The Einstein Observatory, also known as HEAO-2, was launched in 1978 and over its three years of operation, the observatory made many significant contributions to the field of X-ray astronomy. Light classified as X-rays is characterized by a wavelength between 0.01 and 10 nanometers. X-ray astronomy can be traced back to 1949, when researchers first discovered that the sun emits X-rays. Over the course of the following decades, astronomers began to use X-ray detection devices on rockets and satellites to start to explore the capabilities of observing space through X-rays.
In the 1970’s, NASA launched a series of High Energy Astrophysical Observatories to study both Gamma and X-rays. The second of the three observatories, HEAO-2, was renamed Einstein after its launch on November 12, 1978, and focused its attention specifically on X-ray detection. The observatory contained a high-resolution X-ray telescope, and interestingly, four separate instruments upon which the focus of the telescope could be directed. Among these were a High Resolution Imaging detector and Imaging Proportional Counter.
At its time of launch, a number of aspects of the Einstein Observatory garnered attention from the astronomical community and set it apart from other space-based observatories of the time. First, the observatory carried the largest X-ray telescope at the time. Since then, the Chandra Observatory has become the world’s largest. With this increased capability, the Einstein was able to detect X-ray transmissions from thousands of previously unrecorded locations. Einstein’s imaging detectors were also unparalleled at the time and provided a resolution of only a few arcseconds (about 0.00028 degrees). Combined with a sensitivity hundreds of times greater than any previous X-rays and an impressively wide field of view, the Einstein unlocked possibilities in the realm of X-ray that were not previously obtainable.
At the time of Einstein’s launch, X-ray observation was still largely a mystery, and many researchers predicted that telescopes for this wavelength would only detect large cosmic bodies, such as galaxies, and more exotic, unusual objects, but not stars (similar to how radio observations had behaved). To their delight, astronomers found these predictions to be false, and the Einstein proved that stars of all sizes, ages, and classification emitted detectable X-rays. At a 1981 meeting of the American Astronomical Society, astronomer G.S. Vaiana summarized the nearly universal locating of X-rays among stars. “X-ray stars,” says Vaiana, “come from the entire main sequence, much of the giant branch up to [spectral class] K2 and the supergiant branch to spectral type F8.”

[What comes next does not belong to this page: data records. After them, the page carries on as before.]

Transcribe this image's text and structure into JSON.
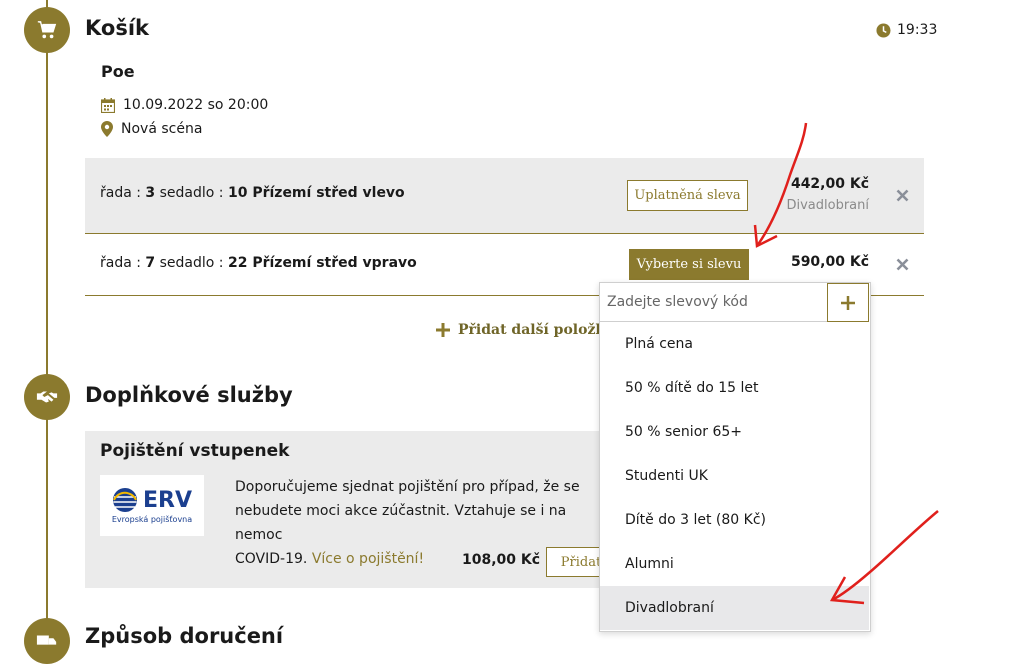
{
  "colors": {
    "accent": "#8b7a2e",
    "row_grey": "#ebebeb",
    "annotation_red": "#e0201c"
  },
  "cart": {
    "heading": "Košík",
    "timer": "19:33",
    "event_title": "Poe",
    "event_date": "10.09.2022 so 20:00",
    "venue": "Nová scéna",
    "items": [
      {
        "row_label": "řada : ",
        "row_num": "3",
        "seat_label": " sedadlo : ",
        "seat_num": "10 Přízemí střed vlevo",
        "discount_button": "Uplatněná sleva",
        "price": "442,00 Kč",
        "discount_name": "Divadlobraní"
      },
      {
        "row_label": "řada : ",
        "row_num": "7",
        "seat_label": " sedadlo : ",
        "seat_num": "22 Přízemí střed vpravo",
        "discount_button": "Vyberte si slevu",
        "price": "590,00 Kč"
      }
    ],
    "add_more": "Přidat další položky"
  },
  "discount_dropdown": {
    "code_placeholder": "Zadejte slevový kód",
    "options": [
      "Plná cena",
      "50 % dítě do 15 let",
      "50 % senior 65+",
      "Studenti UK",
      "Dítě do 3 let (80 Kč)",
      "Alumni",
      "Divadlobraní"
    ],
    "selected": "Divadlobraní"
  },
  "extras": {
    "heading": "Doplňkové služby",
    "insurance_title": "Pojištění vstupenek",
    "logo_text": "ERV",
    "logo_subtext": "Evropská pojišťovna",
    "description_line1": "Doporučujeme sjednat pojištění pro případ, že se",
    "description_line2": "nebudete moci akce zúčastnit. Vztahuje se i na nemoc",
    "description_line3": "COVID-19. ",
    "more_link": "Více o pojištění!",
    "price": "108,00 Kč",
    "add_button": "Přidat"
  },
  "delivery": {
    "heading": "Způsob doručení"
  },
  "icons": [
    "cart-icon",
    "clock-icon",
    "calendar-icon",
    "location-pin-icon",
    "close-icon",
    "plus-icon",
    "handshake-icon",
    "truck-icon"
  ]
}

In addition to revealing thousands of new stars and opening astronomers’ eyes to the possibility of X-ray observation, the Einstein was also revolutionary in that it made its findings available to the global community through its Guest Observer Program. This addition aided in the spread and recognition of X-rays as a viable way to view stars. Interestingly, once during Einstein’s period of observation, a group of amateur astronomers reported the outbursting of a star (SS Cyngi) and NASA readjusted the observatory to view the star. X-ray astronomy had truly become a field of universal study. During its three and a half years of operation, the Einstein Observatory revolutionized astronomy by making X-ray observations more precise and far-reaching and by proving that it was a feasible way to study and observe the universe.
Sources:
“The Einstein Observatory.” NASA. 26 Jun. 2008.
Thomsen, Dietrick E. “X-RAYS OF THE STARS.” Science News 119.18 (02 May 1981): 280-286. Academic Search Premier. EBSCO. Nicholson Library, Anderson, IN. 21 Sep. 2008
“X-Ray Astronomy.” The Columbia Encyclopedia, Sixth Edition. Columbia University Press, New York: 2008.